[C13] Rate-Controllable and Target-Dependent JPEG-Based Image Compression Using Feature Modulation

While conventional image compression techniques are optimized for human visual perception, the rise of machine learning techniques has led to the emergence of image compression methods tailored for machine vision tasks. Although a few recent studies explored target-dependent reconfiguration of lightweight codecs such as JPEG, these approaches are limited to specific trained bitrates only. Moreover, existing deep learning-based compression frameworks entail a high computational cost, making them impractical for real-time compression on devices with limited resources. In this paper, we present a novel JPEG compression framework that can adaptively generate an optimal quantization table (QT) depending on both the target bitrate and the target metric (quality or accuracy). To provide fine controllability over a wide range of bitrates, we employ a feature modulation technique to a QT generator and bitrate predictor, which are trained by a novel training method called bitrate range partitioning. Our simulation results show that the proposed framework enhances the performance of standard JPEG by up to 2dB in PSNR and 10% in accuracy at the same bitrate, while incurring minimal computational overhead compared to JPEG.
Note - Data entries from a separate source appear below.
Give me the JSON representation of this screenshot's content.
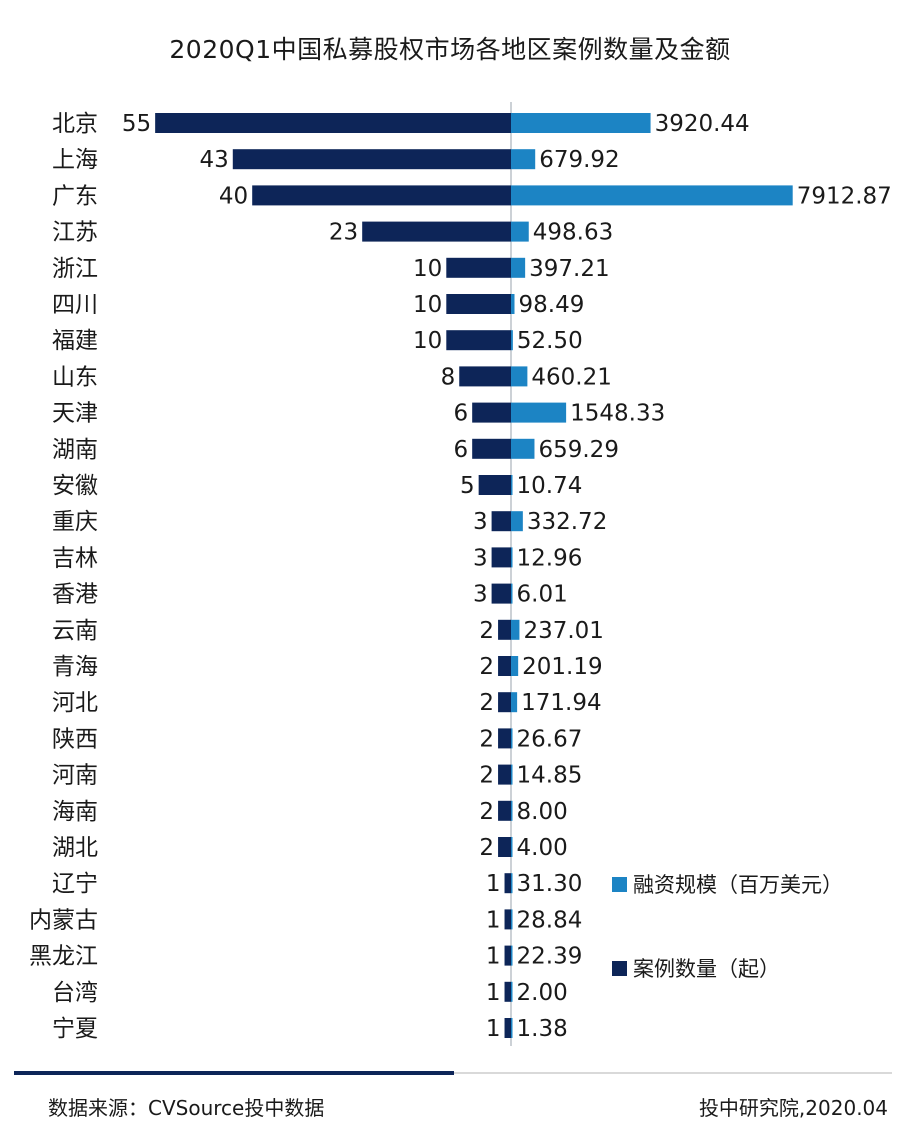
{
  "colors": {
    "count": "#0d2558",
    "amount": "#1c84c4",
    "axis": "#9aa3ad",
    "text": "#1a1a1a"
  },
  "chart_data": {
    "type": "bar",
    "title": "2020Q1中国私募股权市场各地区案例数量及金额",
    "orientation": "horizontal-diverging",
    "categories": [
      "北京",
      "上海",
      "广东",
      "江苏",
      "浙江",
      "四川",
      "福建",
      "山东",
      "天津",
      "湖南",
      "安徽",
      "重庆",
      "吉林",
      "香港",
      "云南",
      "青海",
      "河北",
      "陕西",
      "河南",
      "海南",
      "湖北",
      "辽宁",
      "内蒙古",
      "黑龙江",
      "台湾",
      "宁夏"
    ],
    "series": [
      {
        "name": "案例数量（起）",
        "side": "left",
        "values": [
          55,
          43,
          40,
          23,
          10,
          10,
          10,
          8,
          6,
          6,
          5,
          3,
          3,
          3,
          2,
          2,
          2,
          2,
          2,
          2,
          2,
          1,
          1,
          1,
          1,
          1
        ],
        "labels": [
          "55",
          "43",
          "40",
          "23",
          "10",
          "10",
          "10",
          "8",
          "6",
          "6",
          "5",
          "3",
          "3",
          "3",
          "2",
          "2",
          "2",
          "2",
          "2",
          "2",
          "2",
          "1",
          "1",
          "1",
          "1",
          "1"
        ]
      },
      {
        "name": "融资规模（百万美元）",
        "side": "right",
        "values": [
          3920.44,
          679.92,
          7912.87,
          498.63,
          397.21,
          98.49,
          52.5,
          460.21,
          1548.33,
          659.29,
          10.74,
          332.72,
          12.96,
          6.01,
          237.01,
          201.19,
          171.94,
          26.67,
          14.85,
          8.0,
          4.0,
          31.3,
          28.84,
          22.39,
          2.0,
          1.38
        ],
        "labels": [
          "3920.44",
          "679.92",
          "7912.87",
          "498.63",
          "397.21",
          "98.49",
          "52.50",
          "460.21",
          "1548.33",
          "659.29",
          "10.74",
          "332.72",
          "12.96",
          "6.01",
          "237.01",
          "201.19",
          "171.94",
          "26.67",
          "14.85",
          "8.00",
          "4.00",
          "31.30",
          "28.84",
          "22.39",
          "2.00",
          "1.38"
        ]
      }
    ],
    "legend_position": "bottom-right",
    "grid": false
  },
  "footer": {
    "source": "数据来源：CVSource投中数据",
    "credit": "投中研究院,2020.04"
  }
}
[C12] Information-Aware Sensing Framework for Long-Lasting IoT Sensors in Greenhouse

A sensor network is an underpinning infrastructure that enables various future IoT applications, such as precision agriculture, smart farm, and greenhouse monitoring. However, these sensor devices often suffer from short-lived battery lifetime that incurs frequent maintenance operation. Although there have been a few attempts to smartly reduce the power consumption associated with communication tasks of the sensors, very few have addressed the power consumption of sensing tasks. In light of this shortcoming, we propose an information-aware sensing framework that adaptively adjusts the sensing interval for energy-saving operations based on the learned behavior of the sensor data. To prove the effectiveness of the proposed framework, we have deployed four BLE beacons equipped with luminosity and temperature sensors to collect real-life data from a desert greenhouse, which is then used to train and evaluate our proposed framework. Additionally, we have implemented the proposed framework on a commodity BLE beacon device to validate the energy-saving performance of the proposed framework. The results demonstrate that the proposed framework can effectively reduce the energy consumption involved in sensing tasks by 30% and extend the battery lifetime by up to 75%.